Deritend is a historic area of Birmingham, England, built around a crossing point of the River Rea. It is first mentioned in 1276. Today Deritend is usually considered to be part of Digbeth.

==History==
Deritend was a crossing point of the River Rea before Birmingham was of any significance. When Peter de Bermingham obtained a charter for a market around 1156 the area to the west of the crossing, Digbeth and beyond, grew into what is now Birmingham. Deritend (in the past called Der-yat-end, possibly Deer Gate End) was across the river towards Warwick in the parish of Aston.

Deritend is first mentioned in 1276 when it is reported that an area on the road in the town of Birmingham encroached into an area of land in the parish of Aston. The first mention of Deritend by name is by Sir John de Birmyneham in 1381, who refers to it as 'Duryzatehende'. A further variation occurs in 1430, in a legal record, written in Latin, where it appears as "Durghzatende iuxta Brymyngeham". The letter after the "gh" does not exist in modern English, and differs from the preceding "g".

==The Old Crown pub==

The Old Crown pub in Deritend High Street is claimed to be the oldest extant secular building in Birmingham.

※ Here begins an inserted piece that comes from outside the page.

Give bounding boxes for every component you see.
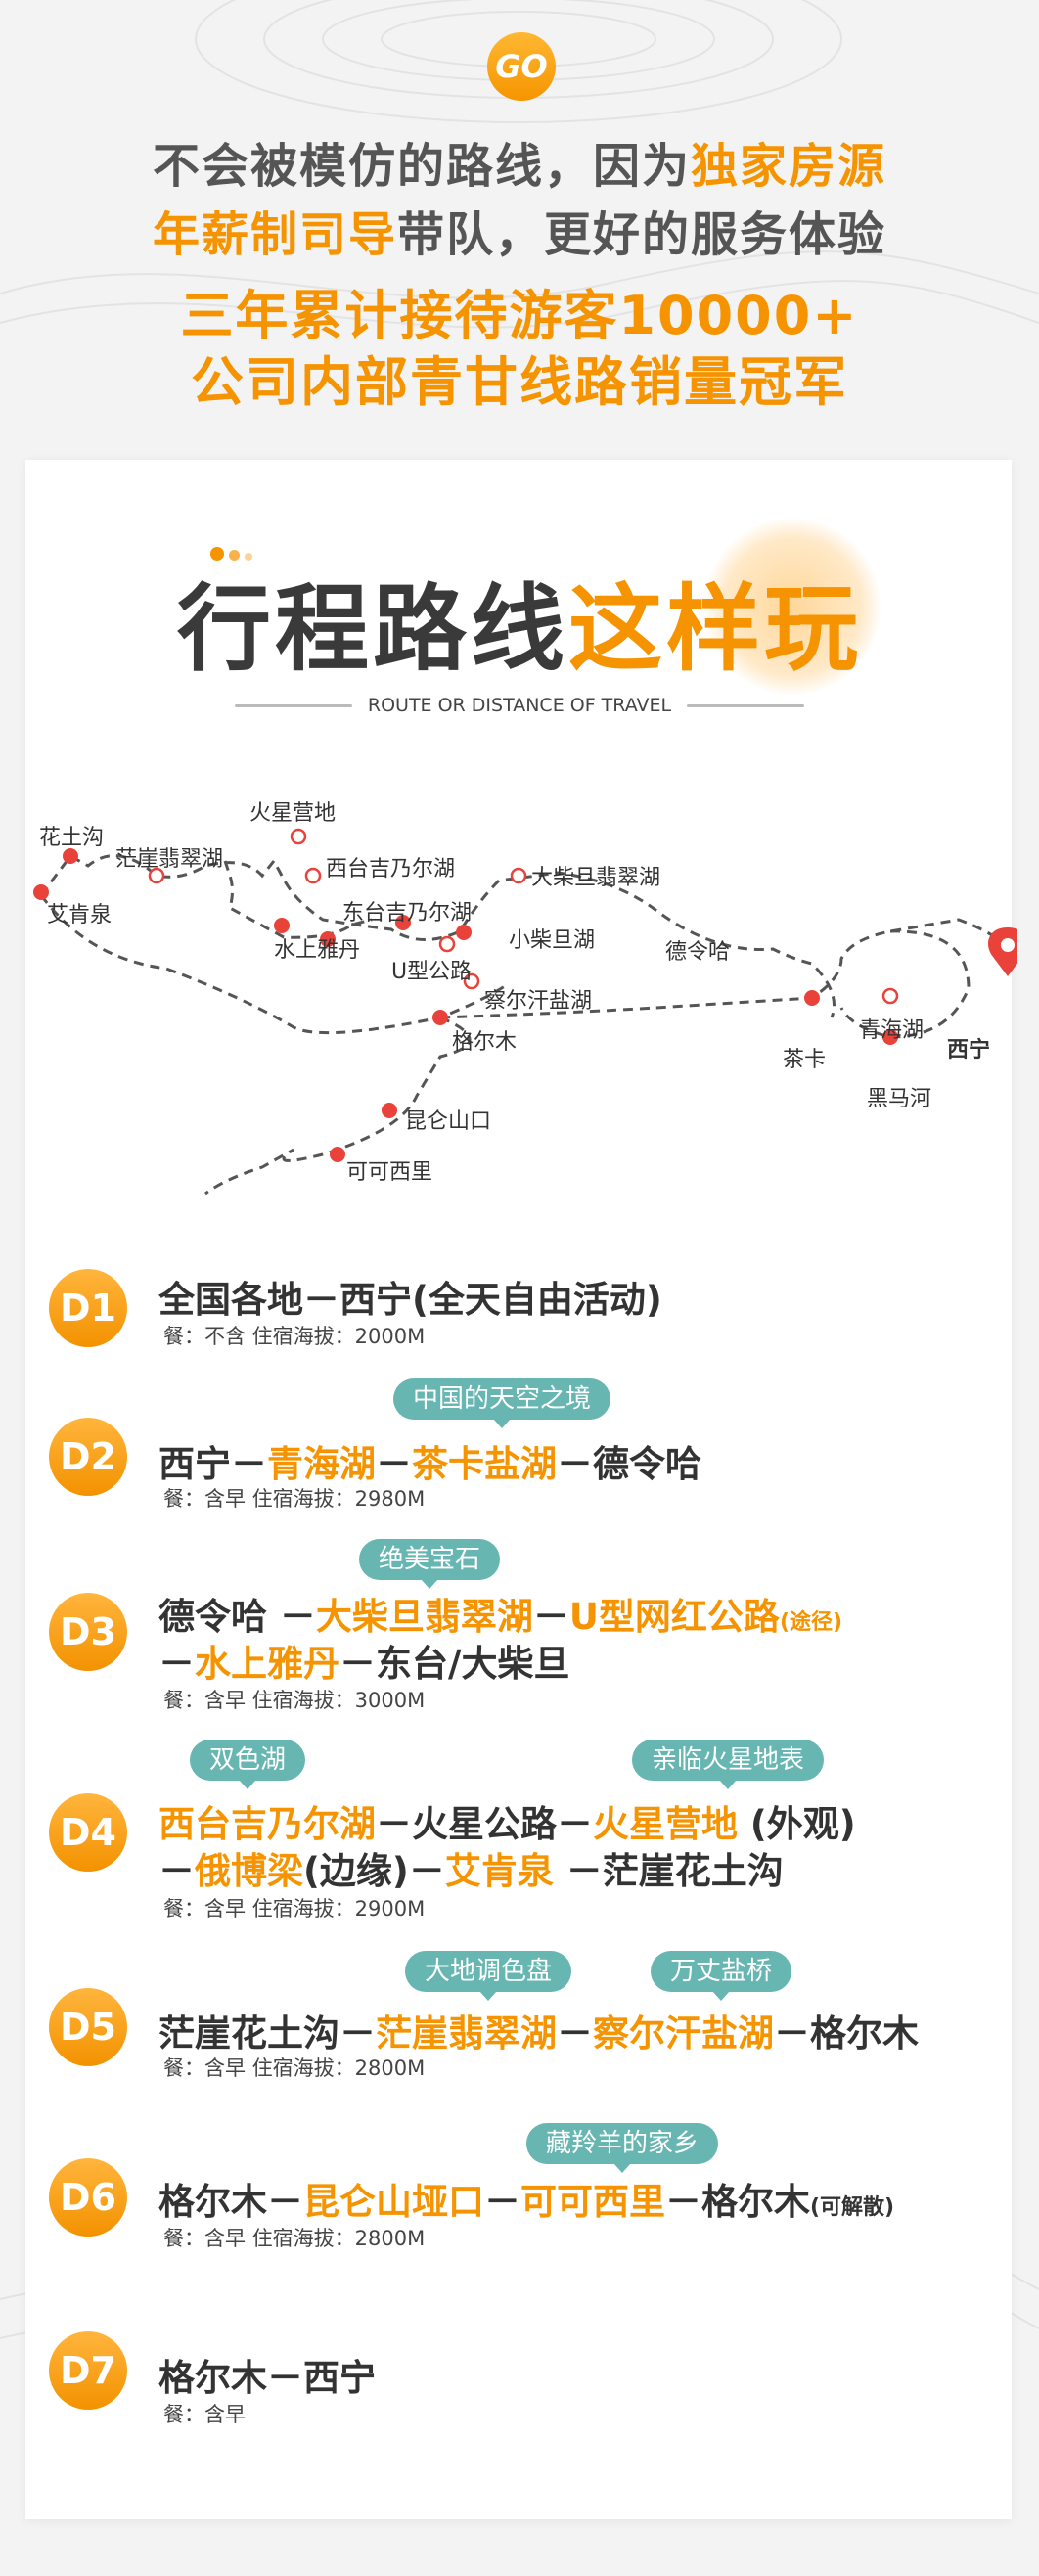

It is Grade II* listed, and claims to date back to circa 1368, retaining its "black and white" timber frame, although almost all of the present building dates from the early 16th century.

==Buildings==
There are a number of notable buildings in Deritend including:
- The Adam & Eve, a public house dating back to the 18th century.
- The Custard Factory, an arts complex.
- St Basil's Centre

Construction work in the area in 1953 uncovered pottery dating to the medieval period. These are now on display in the Birmingham Museum & Art Gallery.

==Notable people==
- John Rogers, early martyr of the Marian persecution.